Василий Белов
•
Воспитание по доктору Споку
Лодка плывет по бесшумному зеленому лесу. Весло хлебает густую, пронизанную солнышком воду, и Зорин видит, как по затопленным тропам гуляют горбатые окуни. Свет, много света, такого искристого, мерцающего. Непонятно, откуда его столько? Или от солнца, которое горит где-то внизу, под лодкой, или от слоистой воды. Зорин вплывает прямо в желтое облако цветущего ивового куста, оно расступается перед лодочным носом, и вдали, на холме, вырастает веселая большая деревня. Дома, огороды, белые от снега полосы пашни, разделенные черными прошлогодними бороздами, — все это плавится и мерцает. Босая девчоночка в летнем платье стоит на громадном речном камне. Она зовет Зорина к себе, и у него сжимается сердце от всесветной тревожной любви. Он торопится, но лодка словно примерзла. Его тревога нарастает, мускулы почему-то немеют и не подчиняются. «Иди сюда! — слышит он голос Тони. — Иди скорее, будем ставить скворечник!» Он не может больше, он должен ставить скворечник. Сейчас он пойдет прямо к ней по солнечной широкой воде, надо поставить скворечник, скорей, сейчас же, потому что скворцы уже прилетели и в небе поет жаворонок. Он поет высоко-высоко, невидимый, настойчивый. И вдруг это пение оглушает, разрывает Зорину все нутро…

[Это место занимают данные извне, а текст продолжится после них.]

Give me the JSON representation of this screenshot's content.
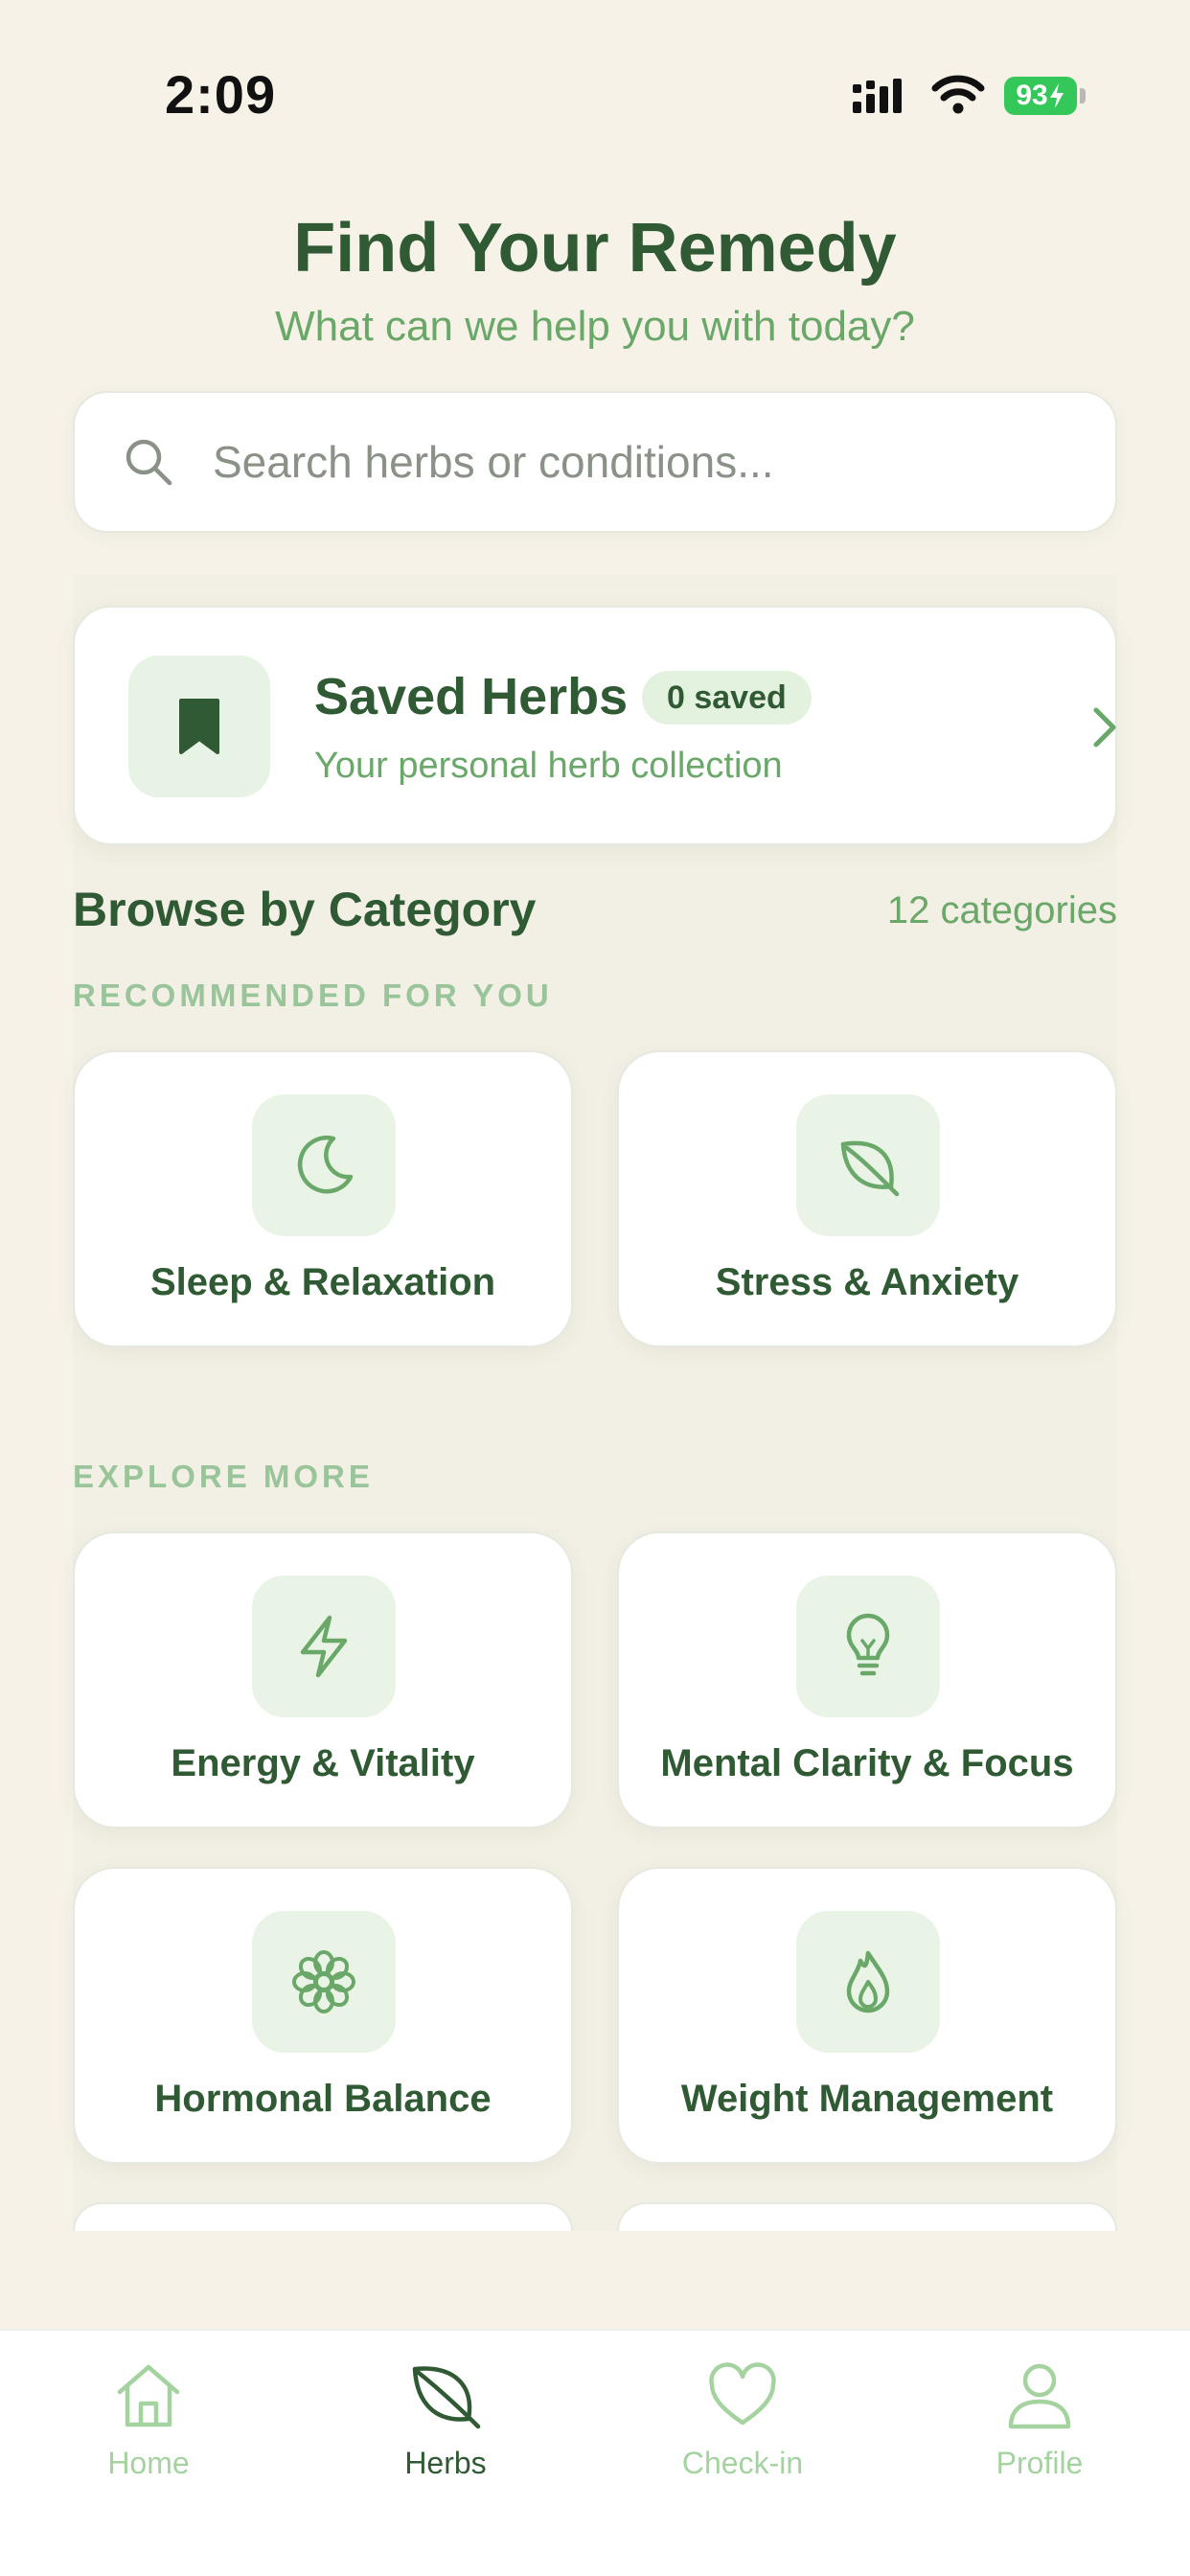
{
  "status_bar": {
    "time": "2:09",
    "battery": "93"
  },
  "header": {
    "title": "Find Your Remedy",
    "subtitle": "What can we help you with today?"
  },
  "search": {
    "placeholder": "Search herbs or conditions...",
    "value": ""
  },
  "saved_herbs": {
    "title": "Saved Herbs",
    "badge": "0 saved",
    "subtitle": "Your personal herb collection"
  },
  "browse": {
    "title": "Browse by Category",
    "count": "12 categories",
    "recommended_label": "RECOMMENDED FOR YOU",
    "explore_label": "EXPLORE MORE",
    "recommended": [
      {
        "label": "Sleep & Relaxation",
        "icon": "moon-icon"
      },
      {
        "label": "Stress & Anxiety",
        "icon": "leaf-icon"
      }
    ],
    "explore": [
      {
        "label": "Energy & Vitality",
        "icon": "lightning-icon"
      },
      {
        "label": "Mental Clarity & Focus",
        "icon": "lightbulb-icon"
      },
      {
        "label": "Hormonal Balance",
        "icon": "flower-icon"
      },
      {
        "label": "Weight Management",
        "icon": "flame-icon"
      }
    ]
  },
  "tab_bar": {
    "active": "Herbs",
    "tabs": [
      {
        "label": "Home",
        "icon": "home-icon"
      },
      {
        "label": "Herbs",
        "icon": "leaf-icon"
      },
      {
        "label": "Check-in",
        "icon": "heart-icon"
      },
      {
        "label": "Profile",
        "icon": "person-icon"
      }
    ]
  },
  "colors": {
    "background": "#f6f2e8",
    "primary_text": "#2f5a33",
    "accent": "#6aa869",
    "tile": "#e9f4e6",
    "inactive_tab": "#a4d3a0",
    "battery": "#34c759"
  }
}
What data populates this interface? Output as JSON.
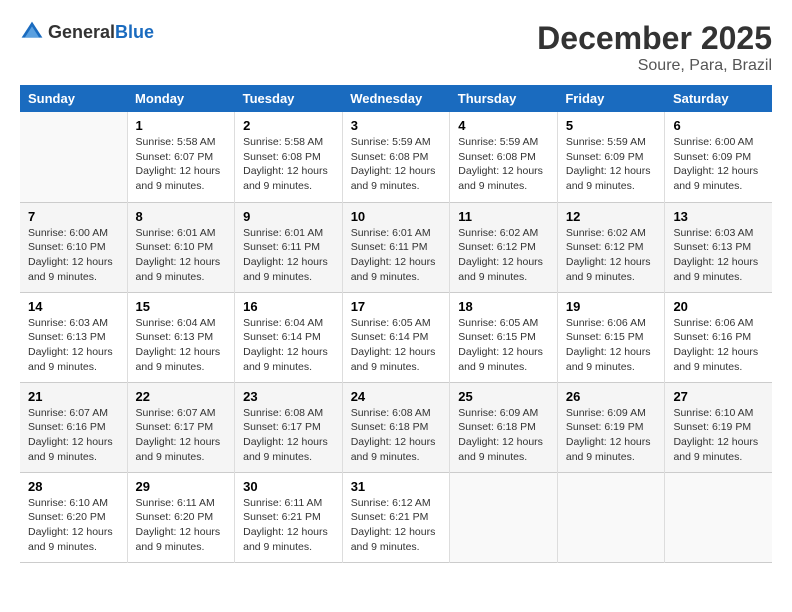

Он просыпается, ошарашенный от мерзкого, оглушительного звона будильника. Утро. «Да заглохнешь ли ты наконец?! О, черт…» Он с ненавистью прихлопывает эту гнусную механизацию. Оглядывается. Ага, все ясно. Дела настолько плохи, что даже спал он, не снимая брюк. И на раскладушке. Душа у него болит, но он бодрится, пробует даже что-то насвистывать и открывает форточку. Прислушивается к двери в смежную комнату: «Тонь, а Тонь?» В ответ — ни гугу, полное, так сказать, игнорирование. «Ну, что ж… — думает он. — Поглядим, что она будет делать дальше».
В комнате, где он спал, разумеется, изрядный бардачок. Раскладушка стоит посреди пола. Ботинки валяются в соседстве с Лялькиным мишкой, носами в разные стороны. На стуле висит какая-то дамская штуковина. Вечно эта сбруя раскидана где попало! Просто удивительно, как быстро все меняется, думает Зорин. Стоило появиться на свет Ляльке, и у супруги начисто улетучилась всякая стыдливость. Раскидывает свои штуки у всех на виду, даже при чужих…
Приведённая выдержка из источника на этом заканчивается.